What is the EU Cyber Resilience Act SBOM requirement?
Manufacturers must produce a Software Bill of Materials covering at least the top-level dependencies of their products, in a commonly used, machine-readable format. The SBOM does not need to be published but must be available to market surveillance authorities upon request.
Does the CRA apply to IoT devices?
Yes. The CRA applies to all products with digital elements that have a direct or indirect data connection, which includes the vast majority of IoT devices. Many IoT product types (routers, smart home devices, connected toys, wearable health monitors) are specifically listed as Important products in Annex III.
How does the CRA relate to IEC 62443?
IEC 62443 is the primary international standard for industrial automation cybersecurity. While the CRA does not reference IEC 62443 directly, there is substantial overlap in their security-by-design and vulnerability management requirements.

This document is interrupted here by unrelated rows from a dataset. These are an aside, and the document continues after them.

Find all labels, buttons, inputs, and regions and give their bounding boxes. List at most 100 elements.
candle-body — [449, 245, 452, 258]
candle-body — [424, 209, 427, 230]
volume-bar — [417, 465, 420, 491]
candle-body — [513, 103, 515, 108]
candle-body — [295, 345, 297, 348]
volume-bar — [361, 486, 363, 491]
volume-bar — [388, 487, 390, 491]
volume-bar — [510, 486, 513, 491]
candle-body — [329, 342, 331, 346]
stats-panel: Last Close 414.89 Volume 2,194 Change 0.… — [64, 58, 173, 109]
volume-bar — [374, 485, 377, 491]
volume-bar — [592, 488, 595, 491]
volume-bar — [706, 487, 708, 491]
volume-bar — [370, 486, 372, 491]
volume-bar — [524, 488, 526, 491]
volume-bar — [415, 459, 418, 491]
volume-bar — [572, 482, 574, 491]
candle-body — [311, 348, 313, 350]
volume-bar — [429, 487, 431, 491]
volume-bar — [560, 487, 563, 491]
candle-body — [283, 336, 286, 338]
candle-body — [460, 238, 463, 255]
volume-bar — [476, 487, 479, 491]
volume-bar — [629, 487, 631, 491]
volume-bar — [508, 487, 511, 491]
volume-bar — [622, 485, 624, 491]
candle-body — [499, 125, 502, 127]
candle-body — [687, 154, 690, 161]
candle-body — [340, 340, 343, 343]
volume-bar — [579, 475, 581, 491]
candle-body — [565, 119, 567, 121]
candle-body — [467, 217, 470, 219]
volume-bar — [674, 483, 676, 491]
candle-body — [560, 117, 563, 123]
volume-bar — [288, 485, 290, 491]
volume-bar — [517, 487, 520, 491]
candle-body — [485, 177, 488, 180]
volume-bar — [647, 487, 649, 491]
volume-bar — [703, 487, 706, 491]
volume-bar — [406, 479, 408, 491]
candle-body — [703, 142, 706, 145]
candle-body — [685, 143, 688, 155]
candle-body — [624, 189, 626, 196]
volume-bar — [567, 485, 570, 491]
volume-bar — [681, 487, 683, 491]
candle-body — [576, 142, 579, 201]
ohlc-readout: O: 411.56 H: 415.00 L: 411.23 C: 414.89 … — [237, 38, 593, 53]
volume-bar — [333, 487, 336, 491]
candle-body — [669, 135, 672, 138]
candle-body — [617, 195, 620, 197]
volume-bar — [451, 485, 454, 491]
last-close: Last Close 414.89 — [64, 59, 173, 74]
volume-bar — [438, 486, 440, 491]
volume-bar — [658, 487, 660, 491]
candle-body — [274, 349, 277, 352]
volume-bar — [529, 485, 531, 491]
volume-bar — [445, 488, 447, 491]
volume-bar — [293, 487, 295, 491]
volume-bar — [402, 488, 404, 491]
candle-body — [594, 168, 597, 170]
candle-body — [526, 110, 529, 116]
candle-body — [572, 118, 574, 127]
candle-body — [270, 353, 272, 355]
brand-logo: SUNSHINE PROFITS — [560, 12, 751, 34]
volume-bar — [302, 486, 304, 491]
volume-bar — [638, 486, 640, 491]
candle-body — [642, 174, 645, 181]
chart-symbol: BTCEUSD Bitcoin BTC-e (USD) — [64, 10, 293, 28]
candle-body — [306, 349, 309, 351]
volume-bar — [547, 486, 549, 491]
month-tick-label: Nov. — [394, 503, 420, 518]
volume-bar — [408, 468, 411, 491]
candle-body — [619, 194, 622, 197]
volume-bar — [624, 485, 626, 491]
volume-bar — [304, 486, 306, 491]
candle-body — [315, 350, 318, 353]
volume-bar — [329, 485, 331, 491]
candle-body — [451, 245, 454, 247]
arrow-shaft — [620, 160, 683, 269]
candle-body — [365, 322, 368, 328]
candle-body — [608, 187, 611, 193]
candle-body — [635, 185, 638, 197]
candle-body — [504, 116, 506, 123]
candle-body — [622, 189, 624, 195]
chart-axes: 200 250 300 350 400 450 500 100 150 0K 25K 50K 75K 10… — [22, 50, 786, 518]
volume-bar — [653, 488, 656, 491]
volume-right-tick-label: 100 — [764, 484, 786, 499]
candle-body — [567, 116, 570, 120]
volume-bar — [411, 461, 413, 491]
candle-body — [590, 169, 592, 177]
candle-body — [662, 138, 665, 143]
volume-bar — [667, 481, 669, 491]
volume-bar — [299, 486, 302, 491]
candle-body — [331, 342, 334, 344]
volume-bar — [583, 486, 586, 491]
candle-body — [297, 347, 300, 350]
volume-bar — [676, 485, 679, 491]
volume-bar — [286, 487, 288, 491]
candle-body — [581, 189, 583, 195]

Manufacturers who already conform to IEC 62443 can leverage that work, but the CRA’s SBOM, incident reporting, and CE marking obligations are additional requirements that IEC 62443 does not cover.
What is the US equivalent of the CRA?
The United States does not currently have a single, binding legislative equivalent to the CRA. The closest counterparts are Executive Order 14028 on improving the nation’s cybersecurity (which introduced SBOM requirements for federal procurement), NIST’s cybersecurity frameworks, and sector-specific regulations such as FDA premarket cybersecurity guidance for medical devices. None of these match the CRA’s scope as a horizontal, market-access regulation.